Miscellany was a regular section near the back of LIFE magazine in the '40s and '50s.  Even as a kid, I read such things with some frequency.  I never new what I would find until I had the magazine in my hands.  When I was about eight, I discovered the New Yorker magazine.  It was a whopping twenty cents.  The most grown-up magazine I had ever seen.  Certainly not in my budget.  My allowance had just gone up to a quarter a week.  But I had to have it.  When the proprietor called my father, a Presbyterian minister, as a courtesy, my Father, an authority figure one step down from God, came down to take me into custody, before I was to be turned over to the cops.   When he saw that the magazine was The New Yorker, he burst out laughing-- at the druggist.  "My kid is EIGHT.  Tell me another one!  You think you can make that fly with the Police?  Tell me another one.  What did he really do?  Sass you?  Swipe some gum or candy?  I'll whop him good."  The druggist, apparently now becoming embarrassed in front of his other customers just said, "Get him out of here."  My father gave my a great resounding whack with that New Yorker going out the door of the drugstore.  "What did you really do?  You sass him?  Apparently no one but me noticed that the magazine had still not been paid for.  My old man threw it in the back seat of the Ford.  "Get in.  I better not hear a word out of you!"  He didn't.

Parenthetically, today the cost of New Yorker magazine is $8.99, a 4500% increase in 70 years, and I still read it.

                                                           *    *    *

Hello to all.  I am back!  I am also behind on just about everything, of course.  The blisters on my fingers from scooping hot gravel on the transmission fire under my old GMC truck are almost all gone now.  The odd things are; most of the blistering was on the edges of the fingers, not the pads of the fingers or the palms of the hands.  Exceedingly puzzling.  And of course, I was lying in that hot gravel on my back wearing a flimsy shirt, yet no blistering on my back, in spite of the time it took to put out the fire, probably four or five minutes.  To have that truck (legally) rustled by a tow truck company, after I risked my life to save it for my Guatemalan mechanic, a man who supports a village of impoverished people, would absolutely infuriate me if I allowed it to.  The scoundrels are too many, the corruption too varied, not just here, but everywhere.   I left full particulars about how and where I could be reached in a gallon ziplock bag under the widshield wiper.  It could not be missed.  I received a notice more than a month later by mail with instructions about how I could recover the truck by paying astronomical storage fees.

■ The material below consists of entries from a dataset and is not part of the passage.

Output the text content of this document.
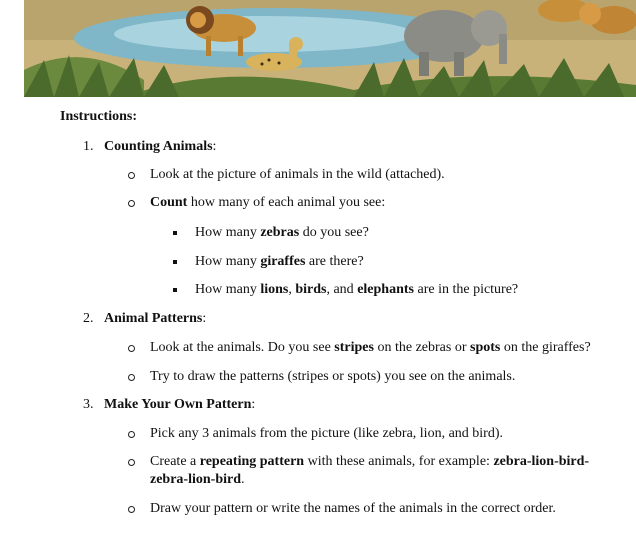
Instructions:
1. Counting Animals:
Look at the picture of animals in the wild (attached).
Count how many of each animal you see:
How many zebras do you see?
How many giraffes are there?
How many lions, birds, and elephants are in the picture?
2. Animal Patterns:
Look at the animals. Do you see stripes on the zebras or spots on the giraffes?
Try to draw the patterns (stripes or spots) you see on the animals.
3. Make Your Own Pattern:
Pick any 3 animals from the picture (like zebra, lion, and bird).
Create a repeating pattern with these animals, for example: zebra-lion-bird-
zebra-lion-bird.
Draw your pattern or write the names of the animals in the correct order.
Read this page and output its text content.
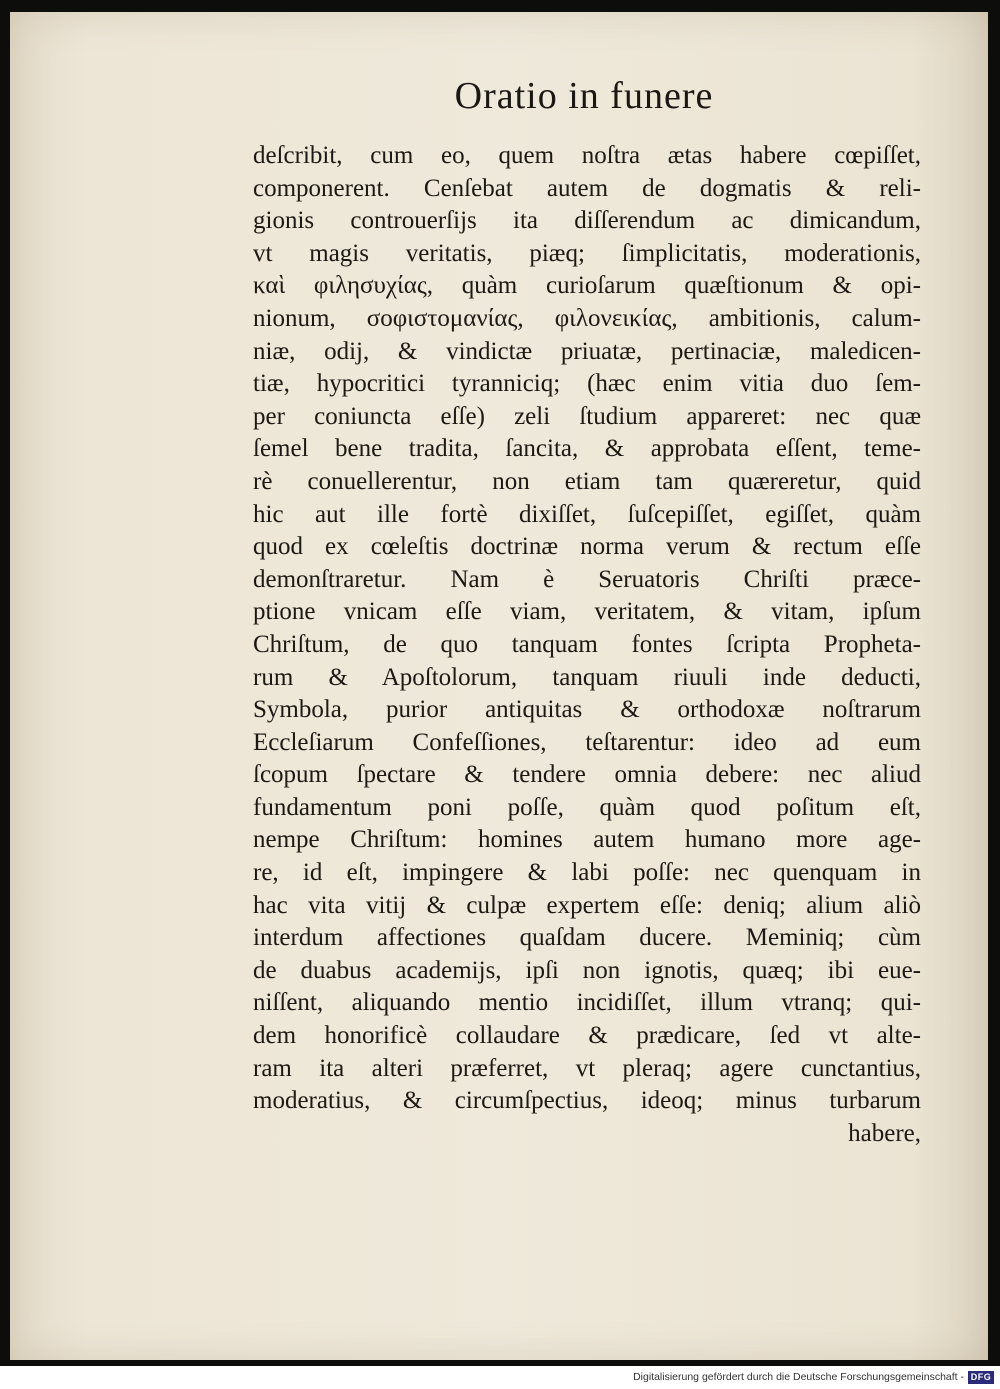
Oratio in funere
deſcribit, cum eo, quem noſtra ætas habere cœpiſſet,
componerent. Cenſebat autem de dogmatis & reli-
gionis controuerſijs ita diſſerendum ac dimicandum,
vt magis veritatis, piæq; ſimplicitatis, moderationis,
καὶ φιλησυχίας, quàm curioſarum quæſtionum & opi-
nionum, σοφιστομανίας, φιλονεικίας, ambitionis, calum-
niæ, odij, & vindictæ priuatæ, pertinaciæ, maledicen-
tiæ, hypocritici tyranniciq; (hæc enim vitia duo ſem-
per coniuncta eſſe) zeli ſtudium appareret: nec quæ
ſemel bene tradita, ſancita, & approbata eſſent, teme-
rè conuellerentur, non etiam tam quæreretur, quid
hic aut ille fortè dixiſſet, ſuſcepiſſet, egiſſet, quàm
quod ex cœleſtis doctrinæ norma verum & rectum eſſe
demonſtraretur. Nam è Seruatoris Chriſti præce-
ptione vnicam eſſe viam, veritatem, & vitam, ipſum
Chriſtum, de quo tanquam fontes ſcripta Propheta-
rum & Apoſtolorum, tanquam riuuli inde deducti,
Symbola, purior antiquitas & orthodoxæ noſtrarum
Eccleſiarum Confeſſiones, teſtarentur: ideo ad eum
ſcopum ſpectare & tendere omnia debere: nec aliud
fundamentum poni poſſe, quàm quod poſitum eſt,
nempe Chriſtum: homines autem humano more age-
re, id eſt, impingere & labi poſſe: nec quenquam in
hac vita vitij & culpæ expertem eſſe: deniq; alium aliò
interdum affectiones quaſdam ducere. Meminiq; cùm
de duabus academijs, ipſi non ignotis, quæq; ibi eue-
niſſent, aliquando mentio incidiſſet, illum vtranq; qui-
dem honorificè collaudare & prædicare, ſed vt alte-
ram ita alteri præferret, vt pleraq; agere cunctantius,
moderatius, & circumſpectius, ideoq; minus turbarum
habere,
Digitalisierung gefördert durch die Deutsche Forschungsgemeinschaft - DFG
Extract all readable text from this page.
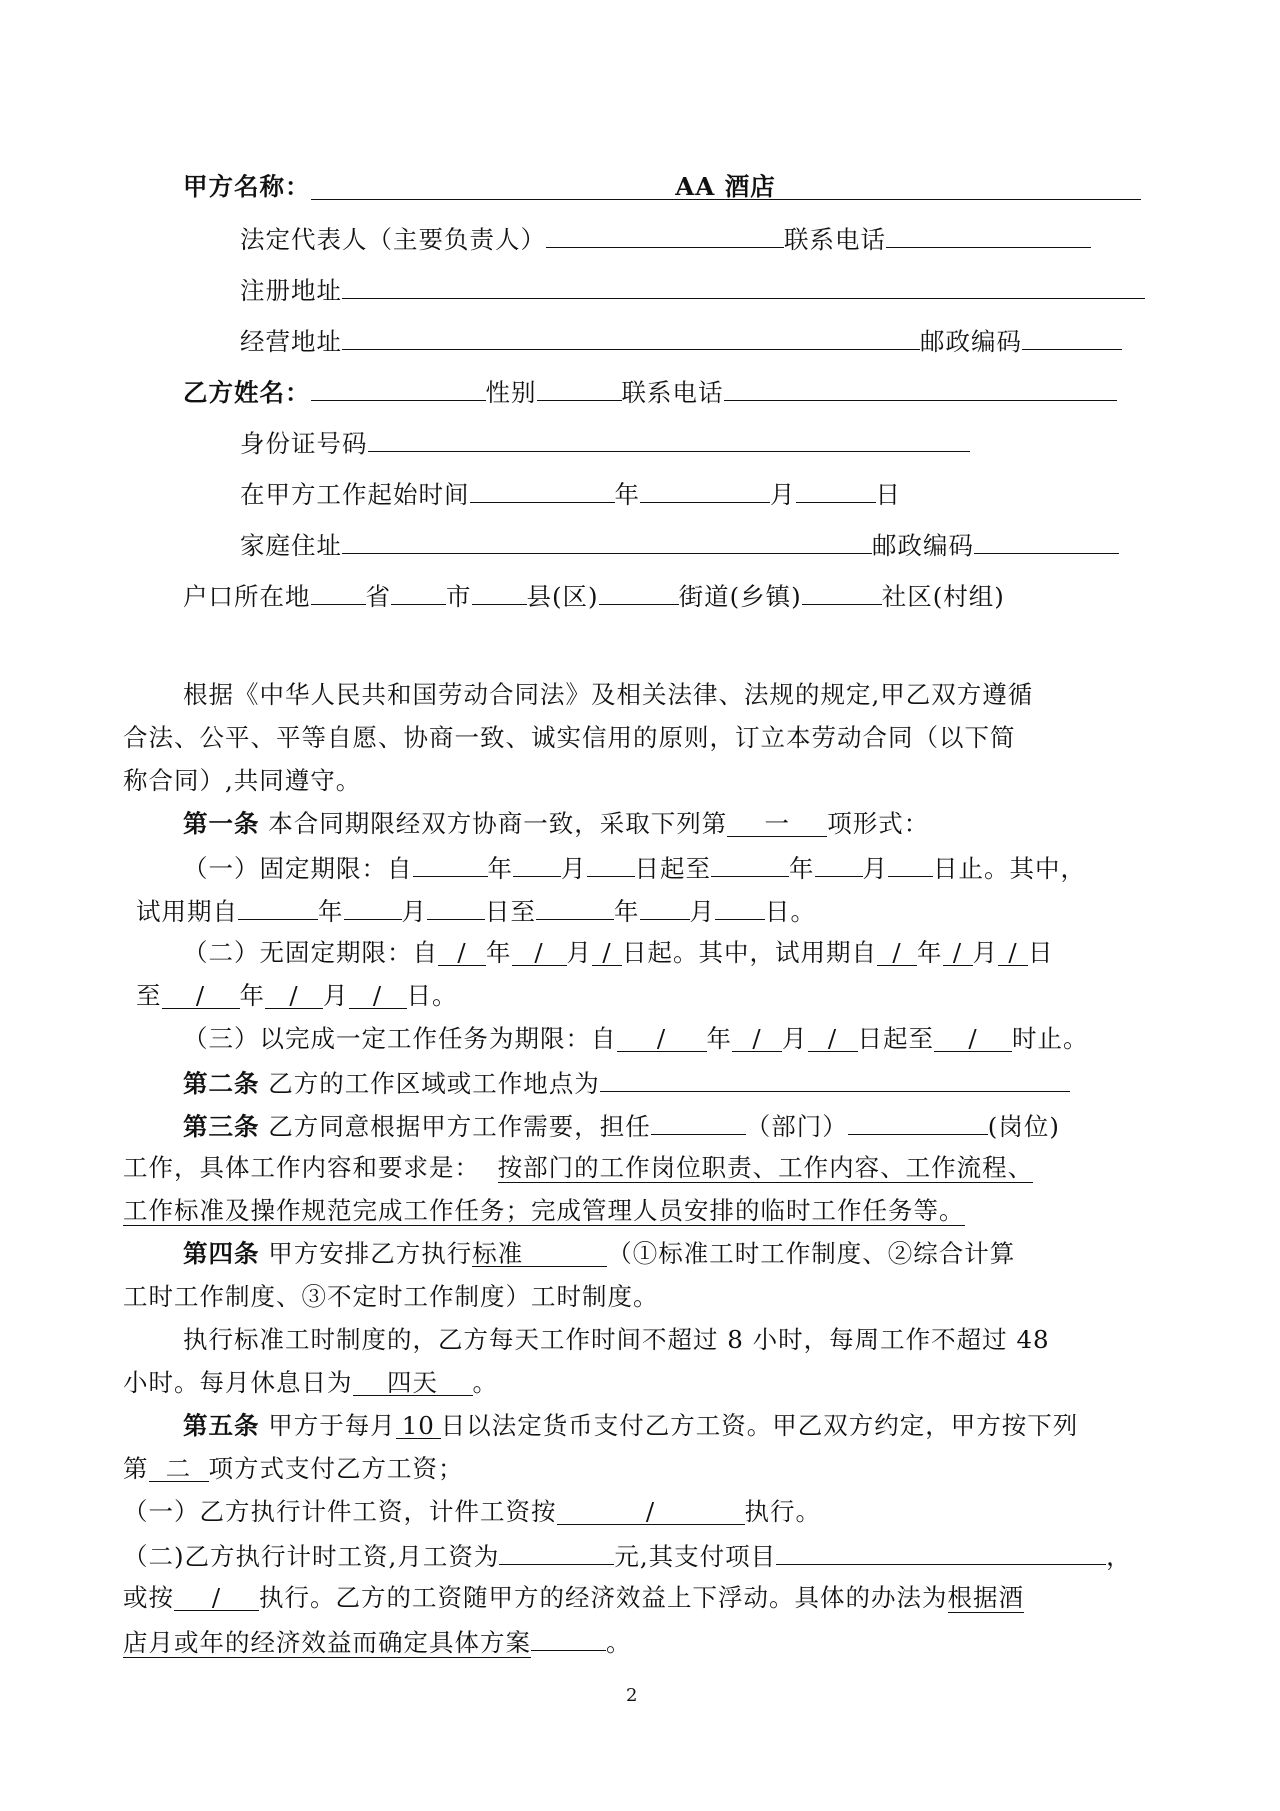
甲方名称：	AA 酒店
法定代表人（主要负责人）	联系电话
注册地址
经营地址	邮政编码
乙方姓名：	性别	联系电话
身份证号码
在甲方工作起始时间	年	月	日
家庭住址	邮政编码
户口所在地 省 市 县(区)	街道(乡镇)	社区(村组)
根据《中华人民共和国劳动合同法》及相关法律、法规的规定,甲乙双方遵循
合法、公平、平等自愿、协商一致、诚实信用的原则，订立本劳动合同（以下简
称合同）,共同遵守。
第一条 本合同期限经双方协商一致，采取下列第 一 项形式：
（一）固定期限：自	年 月 日起至	年 月 日止。其中，
试用期自	年 月 日至	年 月 日。
（二）无固定期限：自 / 年 / 月 / 日起。其中，试用期自 / 年 / 月 / 日
至 / 年 / 月 / 日。
（三）以完成一定工作任务为期限：自 / 年 / 月 / 日起至 / 时止。
第二条 乙方的工作区域或工作地点为
第三条 乙方同意根据甲方工作需要，担任	（部门）	(岗位)
工作，具体工作内容和要求是： 按部门的工作岗位职责、工作内容、工作流程、
工作标准及操作规范完成工作任务；完成管理人员安排的临时工作任务等。
第四条 甲方安排乙方执行标准	（①标准工时工作制度、②综合计算
工时工作制度、③不定时工作制度）工时制度。
执行标准工时制度的，乙方每天工作时间不超过 8 小时，每周工作不超过 48
小时。每月休息日为 四天 。
第五条 甲方于每月 10 日以法定货币支付乙方工资。甲乙双方约定，甲方按下列
第 二 项方式支付乙方工资；
（一）乙方执行计件工资，计件工资按	/	执行。
（二)乙方执行计时工资,月工资为	元,其支付项目	，
或按 / 执行。乙方的工资随甲方的经济效益上下浮动。具体的办法为根据酒
店月或年的经济效益而确定具体方案	。
2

Do I name things?  Not if I can help it.  I am more likely to un-name things.  The name of rottenness was once Drumpf.  One world leader now uses an infamous alias, as his father and grandfather did, instead.  Is he an isolated case?  Not at all.  Leaving aside history, in the present time, other demagogues, dictators and dunces rule over billions.  One, seemingly unstoppable, called his predecessor a "woman with bound feet."  Name-calling is widespread in domestic and international politics.  Several of the unstoppables kill their rivals and other dissidents, not only within their own borders, but anywhere in the world they wish, with complete impunity.  Almost all genocidal monsters die of old age.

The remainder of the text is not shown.